Brendan Conoboy blc at redhat.com
Thu Jun 7 20:41:41 UTC 2007


For the last few days, I've been writing posts that advocate cross 
compiling packages for Fedora.  Some appear skeptical of this approach, 
so I want to share a bit more of where I am coming from.

Inside Red Hat, my group (GES) creates custom compilers and embedded 
Linux systems for our customers.  We have done this for many years, 
using various upstream sources, building natively and with cross tools. 
  For the last few years, we have used either RHEL or Fedora as our 
upstream source base.

Along the way, we stopped compiling our packages on the target hardware. 
  It was just too slow, or didn't have enough RAM, or there weren't 
enough of them, or real hardware didn't even exist yet.  Regardless, 
there were always less expensive commodity PC CPU cycles to be had.

We have gone through several generations of build methods, trying new 
systems, modifying them, trying to get an optimal environment for 
relatively fast, cyclic builds.  Much of this time has been consumed by 
making packages build with rpm and using a cross compiler to do the 
work.  We've had some success here, though not without considerable 
effort.  We spend quite a bit of time chasing Fedora development.
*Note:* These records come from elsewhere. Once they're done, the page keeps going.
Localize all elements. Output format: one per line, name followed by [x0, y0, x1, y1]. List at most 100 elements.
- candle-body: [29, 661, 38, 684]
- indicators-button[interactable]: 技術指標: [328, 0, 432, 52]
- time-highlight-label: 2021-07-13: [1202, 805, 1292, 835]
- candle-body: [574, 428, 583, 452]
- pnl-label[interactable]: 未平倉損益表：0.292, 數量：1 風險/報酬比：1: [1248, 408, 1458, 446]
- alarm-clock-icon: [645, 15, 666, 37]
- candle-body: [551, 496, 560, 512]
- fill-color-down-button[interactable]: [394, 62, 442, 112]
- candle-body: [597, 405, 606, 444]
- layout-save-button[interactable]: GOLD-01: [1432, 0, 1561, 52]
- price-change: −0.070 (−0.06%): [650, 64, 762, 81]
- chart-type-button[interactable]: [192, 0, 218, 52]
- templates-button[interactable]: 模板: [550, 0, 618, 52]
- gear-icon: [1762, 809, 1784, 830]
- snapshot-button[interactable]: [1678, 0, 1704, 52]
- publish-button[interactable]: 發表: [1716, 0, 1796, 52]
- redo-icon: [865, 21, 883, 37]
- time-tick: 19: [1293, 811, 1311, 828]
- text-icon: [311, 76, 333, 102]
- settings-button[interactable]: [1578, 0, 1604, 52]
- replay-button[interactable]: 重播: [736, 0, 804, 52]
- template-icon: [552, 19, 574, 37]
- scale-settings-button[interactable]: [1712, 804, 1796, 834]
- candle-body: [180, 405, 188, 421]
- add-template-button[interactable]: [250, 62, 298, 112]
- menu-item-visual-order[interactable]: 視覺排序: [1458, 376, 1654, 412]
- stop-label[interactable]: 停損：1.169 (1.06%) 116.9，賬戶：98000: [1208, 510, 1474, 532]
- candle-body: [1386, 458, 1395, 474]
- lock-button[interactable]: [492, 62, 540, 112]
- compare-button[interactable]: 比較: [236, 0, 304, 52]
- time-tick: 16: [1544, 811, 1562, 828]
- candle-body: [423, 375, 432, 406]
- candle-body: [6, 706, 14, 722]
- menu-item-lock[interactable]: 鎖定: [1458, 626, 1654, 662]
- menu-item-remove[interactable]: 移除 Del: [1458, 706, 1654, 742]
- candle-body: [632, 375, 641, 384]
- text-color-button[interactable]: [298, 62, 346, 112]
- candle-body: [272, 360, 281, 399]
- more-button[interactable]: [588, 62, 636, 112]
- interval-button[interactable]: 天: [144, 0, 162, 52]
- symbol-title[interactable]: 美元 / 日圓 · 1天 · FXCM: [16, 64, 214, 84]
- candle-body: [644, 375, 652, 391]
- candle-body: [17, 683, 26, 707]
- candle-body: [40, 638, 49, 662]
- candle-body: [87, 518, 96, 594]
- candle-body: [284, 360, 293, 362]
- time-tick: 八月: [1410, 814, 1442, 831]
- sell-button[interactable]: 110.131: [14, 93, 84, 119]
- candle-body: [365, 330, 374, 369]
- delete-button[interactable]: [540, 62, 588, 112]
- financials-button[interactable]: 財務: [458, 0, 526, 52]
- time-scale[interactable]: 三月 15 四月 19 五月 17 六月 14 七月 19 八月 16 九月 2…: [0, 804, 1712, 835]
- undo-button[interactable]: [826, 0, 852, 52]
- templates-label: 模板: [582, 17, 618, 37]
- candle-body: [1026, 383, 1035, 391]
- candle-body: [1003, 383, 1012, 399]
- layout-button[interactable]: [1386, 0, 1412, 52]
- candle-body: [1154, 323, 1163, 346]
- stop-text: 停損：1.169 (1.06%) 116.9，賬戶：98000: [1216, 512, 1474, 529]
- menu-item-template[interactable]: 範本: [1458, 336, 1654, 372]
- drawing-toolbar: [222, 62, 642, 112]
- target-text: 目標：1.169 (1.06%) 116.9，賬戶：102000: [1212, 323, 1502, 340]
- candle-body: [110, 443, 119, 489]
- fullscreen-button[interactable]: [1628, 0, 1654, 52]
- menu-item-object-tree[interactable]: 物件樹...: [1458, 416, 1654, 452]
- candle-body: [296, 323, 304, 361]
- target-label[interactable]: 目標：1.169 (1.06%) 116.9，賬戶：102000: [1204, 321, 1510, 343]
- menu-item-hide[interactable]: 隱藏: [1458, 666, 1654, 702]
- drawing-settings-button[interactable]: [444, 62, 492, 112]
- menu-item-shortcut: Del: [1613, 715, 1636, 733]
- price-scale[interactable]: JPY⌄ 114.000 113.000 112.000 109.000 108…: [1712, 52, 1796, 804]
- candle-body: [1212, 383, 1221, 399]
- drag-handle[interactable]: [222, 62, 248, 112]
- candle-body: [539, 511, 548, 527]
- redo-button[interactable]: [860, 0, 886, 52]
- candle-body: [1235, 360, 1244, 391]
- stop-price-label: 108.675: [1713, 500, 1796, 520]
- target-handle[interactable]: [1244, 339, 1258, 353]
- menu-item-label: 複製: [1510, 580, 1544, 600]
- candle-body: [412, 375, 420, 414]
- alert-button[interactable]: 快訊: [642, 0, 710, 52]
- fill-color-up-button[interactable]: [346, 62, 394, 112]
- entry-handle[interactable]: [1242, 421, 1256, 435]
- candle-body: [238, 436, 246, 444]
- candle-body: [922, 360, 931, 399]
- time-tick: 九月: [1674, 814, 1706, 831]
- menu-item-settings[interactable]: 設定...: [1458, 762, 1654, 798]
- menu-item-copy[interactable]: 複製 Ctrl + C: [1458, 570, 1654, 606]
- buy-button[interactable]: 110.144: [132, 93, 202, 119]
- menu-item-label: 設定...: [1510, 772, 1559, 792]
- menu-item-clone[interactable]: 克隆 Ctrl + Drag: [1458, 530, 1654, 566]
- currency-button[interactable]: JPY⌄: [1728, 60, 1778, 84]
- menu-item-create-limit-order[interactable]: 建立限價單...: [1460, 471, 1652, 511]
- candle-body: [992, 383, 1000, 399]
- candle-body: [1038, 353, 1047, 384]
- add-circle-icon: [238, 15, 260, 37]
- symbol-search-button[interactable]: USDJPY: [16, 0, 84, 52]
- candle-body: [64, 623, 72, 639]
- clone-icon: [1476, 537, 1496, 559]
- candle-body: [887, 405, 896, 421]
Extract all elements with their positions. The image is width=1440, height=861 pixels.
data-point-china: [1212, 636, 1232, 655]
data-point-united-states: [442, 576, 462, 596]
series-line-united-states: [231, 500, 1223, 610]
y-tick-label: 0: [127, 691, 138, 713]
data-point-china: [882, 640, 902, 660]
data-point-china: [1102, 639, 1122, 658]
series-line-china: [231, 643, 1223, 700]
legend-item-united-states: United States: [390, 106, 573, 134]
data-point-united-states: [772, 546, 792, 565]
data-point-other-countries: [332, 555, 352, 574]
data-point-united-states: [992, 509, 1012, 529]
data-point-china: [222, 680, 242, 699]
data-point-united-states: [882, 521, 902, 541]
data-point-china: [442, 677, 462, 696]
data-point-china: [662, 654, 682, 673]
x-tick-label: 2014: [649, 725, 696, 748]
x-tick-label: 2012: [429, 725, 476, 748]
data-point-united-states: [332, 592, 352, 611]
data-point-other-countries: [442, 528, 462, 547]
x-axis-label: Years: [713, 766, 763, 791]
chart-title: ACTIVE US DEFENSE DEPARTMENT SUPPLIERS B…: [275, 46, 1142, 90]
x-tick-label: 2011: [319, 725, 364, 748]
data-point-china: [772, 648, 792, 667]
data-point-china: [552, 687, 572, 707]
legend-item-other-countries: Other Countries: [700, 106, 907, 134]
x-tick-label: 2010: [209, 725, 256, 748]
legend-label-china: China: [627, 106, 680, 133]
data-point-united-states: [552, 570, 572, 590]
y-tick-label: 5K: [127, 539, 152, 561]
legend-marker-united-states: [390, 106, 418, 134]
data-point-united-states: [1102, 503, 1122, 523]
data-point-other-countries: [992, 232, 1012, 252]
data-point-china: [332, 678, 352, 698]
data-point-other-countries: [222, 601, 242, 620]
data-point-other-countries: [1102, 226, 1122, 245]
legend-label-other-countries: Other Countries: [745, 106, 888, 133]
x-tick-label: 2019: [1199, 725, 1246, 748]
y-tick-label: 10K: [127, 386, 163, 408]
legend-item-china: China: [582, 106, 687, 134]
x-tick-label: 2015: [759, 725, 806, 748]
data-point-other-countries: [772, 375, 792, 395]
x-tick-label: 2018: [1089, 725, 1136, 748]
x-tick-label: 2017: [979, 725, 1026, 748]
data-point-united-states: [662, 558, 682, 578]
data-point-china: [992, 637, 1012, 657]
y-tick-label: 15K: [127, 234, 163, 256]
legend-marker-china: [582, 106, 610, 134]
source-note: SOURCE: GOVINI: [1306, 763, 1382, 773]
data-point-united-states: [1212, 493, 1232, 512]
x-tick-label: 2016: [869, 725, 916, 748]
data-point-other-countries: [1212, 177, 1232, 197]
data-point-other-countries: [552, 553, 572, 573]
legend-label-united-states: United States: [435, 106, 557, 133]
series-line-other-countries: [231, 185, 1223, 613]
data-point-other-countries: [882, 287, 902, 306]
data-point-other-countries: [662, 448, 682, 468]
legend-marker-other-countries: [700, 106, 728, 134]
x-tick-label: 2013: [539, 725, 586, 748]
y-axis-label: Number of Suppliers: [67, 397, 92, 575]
We cross-compile every package that we build(a subset of packages from 
the aforementioned distributions).  There is no simulator or native 
hardware employed.  Judging by messages on the list, other people and 
businesses are working toward a similar goal, though each with their own 
infrastructure and method.  All the messages about adding arm to Fedora 
are very exciting!  Everybody who has their own private way of getting 
Fedora built for arm could instead contribute toward the common goal.

I would like to see cross compilation become a standard method in 
Fedora.  It scales where native builds don't.  There might be faster arm 
chips these days, but lets not forget all the underpowered embedded CPUs 
and costly systems like s390.  Bootstrapping is simplified.  People 
without access to hardware can work on build problems (Simulators are 
good for this too).

What are the hurdles to adoption?  Broadly, they break down into 
technical and social:

Technical:  There must be cross compilers before we can cross compile. 
The build system must be enhanced to support cross compilation. Finally, 
packages must be modified to support cross compilation.

Social: As a volunteer effort, it is unreasonable to expect existing 
package maintainers to do the work necessary to support cross 
compilation.  There must be people to take on that responsibility and 
work with upstream and package maintainers to integrate the necessary 
changes.

I don't have fast and easy answers to all of the above, but I would like 
to have a discussion about them.  My group may be able to offer 
expertise, patches and some man power toward this goal.  What do you think?